En toute franchise

Ajouter un commentaire

En toute franchise

Frank Bascombe est, depuis trente ans, l’émissaire que nous envoie régulièrement Richard Ford, comme pour faire le point. Comment va la vie ? Comment marche le monde ? Et l’Amérique ? Est-ce que ça va plutôt mieux, ou carrément moins bien que la dernière fois que l’on s’est vus ? Toutes ces questions auxquelles on ne pense pas tous les jours, pas l’énergie, pas le temps… eh bien, on peut les laisser infuser dans un coin de sa tête, et attendre le retour de Bascombe pour, avec lui, par lui, se les poser. Ce n’est pas qu’il soit plus sage, plus philosophe que la moyenne, ce n’est pas non plus qu’il soit épargné par les erreurs de jugement et les aveuglements. Mais, allez savoir pourquoi, son regard essoré de toute illusion, sa pente méditative, son ironie volontaire ou non, ses contradictions et l’obstination qu’il met à vouloir n’être dupe de rien ont comme la faculté de nous renvoyer de l’humain en général, et du contemporain en particulier, une image d’une netteté inégalable.

C’est en 1986, lorsque Richard Ford a publié Un week-end dans le Michigan (en VO, The Sportwriter), que l’on a fait la connaissance de Frank Bascombe, alors journaliste sportif à New York, quadragénaire en pleine déroute sentimentale, morale, professionnelle. Quand on l’a retrouvé, dans Indépendance (Independence Day, 1995), le xxe siècle touchait à sa fin et, persistant plus que jamais à incarner l’homme moyen américain, il était devenu agent immobilier dans le New Jersey. Une autre décennie a passé et, dans Etat des lieux (The Lay of the land, 2006), tandis que Clinton s’apprêtait à transmettre les clés de la Maison-Blanche au nouvellement élu George W. Bush, Bascombe, lui, abordait la soixantaine et ses intempéries ordinaires : un cancer de la prostate, deux grands enfants aux vies compliquées… Nous voici à présent en 2012, Bascombe a 68 ans, il est retraité, et dans En toute franchise, Ford le met en scène dans qua-tre situations, quatre récits unifiés par le moment précis dans lequel ils sont ancrés : deux semaines à la veille de Noël, au lendemain de la réélection de Barack Obama et du passage de l’ouragan Sandy qui a pulvérisé les zones résidentielles côtières de l’est des Etats-Unis.

« Le fond de l’air sent le désastre intégral », pense Bascombe, arrivant sur la côte ce matin-là de décembre, répondant à son corps défendant à la supplication d’un de ses anciens clients dont la maison — où Bascombe lui-même habita avant lui — n’est plus que ruines.
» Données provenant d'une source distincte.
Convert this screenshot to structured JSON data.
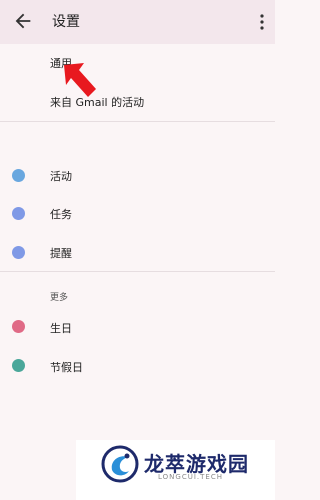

Ce n’est là que la première des sollicitations auxquelles il va se trouver confronté. D’autres suivront — d’une inconnue, de son ex-femme, d’un ancien ami… Or, il se trouve que Bascombe, à ce moment de son existence, mu par « la conviction que la vie consiste à se délester progressivement pour atteindre à une essence plus solide, plus proche de la perfection », a entrepris de faire le grand ménage. Dans ses affections qu’il juge trop dispersées. Dans les requêtes et les appels — à l’aide, à la tendresse ou la compassion — dont il se sent submergé. Les quatre récits d’En toute franchise organisent ainsi la confrontation du voeu « de clarté, de simplicité, de substance » de Frank Bascombe — ou bien doit-on dire son repli sur lui-même, son avarice sentimentale, son égoïsme ? — avec ce que les autres attendent de lui. Cette méditation sur le lien, le don, la fraternité humaine, Richard Ford la conduit avec une simplicité apparente, une évidence confondante, admirable. C’est là le grand art de ce maître romancier : ne rien laisser paraître de la sophistication de son geste, épouser le quotidien et l’ordinaire de la vie pour mieux creuser sous les pieds de son personnage des abysses de gravité. — Nathalie Crom

 

Let me be frank with you, traduit de l’anglais (Etats-Unis) par Josée Kamoun, éd. de l’Olivier, 234 p., 21,50 € (en librairies le 17 septembre).